第36章 現代を楽しもう! ❀年末年始編❀
二人が居なくなった後、信玄様と子供達が姿を現した。
信玄「やれやれ、大晦日で忙しいって時になぁにやってんだ?
姫、蕎麦屋の主人がサービスしてくれたぞ」
「おつかい、ありがとうございました」
ボールを一旦置き、袋を受け取ると生そばのパックの上に棒状のモノが入った透明な袋が乗っている。
「揚げ蕎麦ですね」
結鈴「それ、美味しいの?」
龍輝「僕、食べられるやつ?」
「うん、美味しいよ、ちょっと待ってね」
食器棚から皿を出してキッチンペーパーを敷き、揚げ蕎麦を袋から出した。
「お蕎麦を油で揚げて、塩がふってあるんだ。
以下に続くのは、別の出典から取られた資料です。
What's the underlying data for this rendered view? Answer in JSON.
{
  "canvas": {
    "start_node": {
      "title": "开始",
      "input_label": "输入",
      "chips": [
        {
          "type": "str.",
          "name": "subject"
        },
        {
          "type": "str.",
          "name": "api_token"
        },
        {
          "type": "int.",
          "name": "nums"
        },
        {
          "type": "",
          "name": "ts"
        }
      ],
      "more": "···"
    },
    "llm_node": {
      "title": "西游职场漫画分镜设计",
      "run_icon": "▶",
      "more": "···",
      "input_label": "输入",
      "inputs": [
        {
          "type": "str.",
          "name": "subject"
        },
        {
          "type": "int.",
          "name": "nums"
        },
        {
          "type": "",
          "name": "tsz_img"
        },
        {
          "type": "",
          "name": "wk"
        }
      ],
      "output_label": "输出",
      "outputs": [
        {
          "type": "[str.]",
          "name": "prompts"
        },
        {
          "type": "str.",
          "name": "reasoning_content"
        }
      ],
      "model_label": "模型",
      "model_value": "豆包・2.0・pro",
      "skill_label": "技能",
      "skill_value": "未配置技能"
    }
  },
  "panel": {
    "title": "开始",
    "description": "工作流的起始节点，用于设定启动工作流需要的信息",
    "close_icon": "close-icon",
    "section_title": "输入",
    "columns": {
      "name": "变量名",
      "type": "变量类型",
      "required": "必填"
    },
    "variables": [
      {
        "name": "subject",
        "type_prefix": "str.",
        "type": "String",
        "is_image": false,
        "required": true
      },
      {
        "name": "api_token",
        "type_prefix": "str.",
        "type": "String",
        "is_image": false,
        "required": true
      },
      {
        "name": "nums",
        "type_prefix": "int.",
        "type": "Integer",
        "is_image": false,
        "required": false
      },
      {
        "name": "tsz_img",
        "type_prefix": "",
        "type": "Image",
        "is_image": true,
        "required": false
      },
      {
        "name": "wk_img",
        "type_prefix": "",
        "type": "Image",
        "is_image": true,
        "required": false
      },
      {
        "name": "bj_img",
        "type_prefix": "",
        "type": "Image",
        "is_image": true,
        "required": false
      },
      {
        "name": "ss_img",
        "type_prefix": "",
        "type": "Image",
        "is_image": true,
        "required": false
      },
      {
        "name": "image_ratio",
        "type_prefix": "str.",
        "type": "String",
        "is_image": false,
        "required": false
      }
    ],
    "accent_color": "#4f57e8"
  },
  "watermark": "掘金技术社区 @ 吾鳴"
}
カリカリしていて美味しいんだよ。
はい、あーん」
龍輝と結鈴に一本ずつ口に入れてあげた。
結鈴・龍輝「「おいしー。もっと食べる」」
「手を洗ってきたら、食べていいよ」
二人が洗面台に走っていった。
それを見送り天ぷら油に火を入れようとした時だった。
信玄「姫」
「はい」
信玄「俺も食べてみたいんだが、生憎まだ手を洗ってないんだ。
俺にもさっきのアレやってくれないか?」
(さっきのアレって…『あーん』ってやつ!?)
「な、な、なっ!?何言ってるんですか、信玄様は大人なんですから手を洗うまでの我慢です!」
信玄「結鈴と龍輝が洗い終わるまで待つのか。お腹がすいて倒れそうなんだが?」
「っ」
(絶対嘘だ!)
流し見る目にはっきりとからかいの色が浮かんでいる。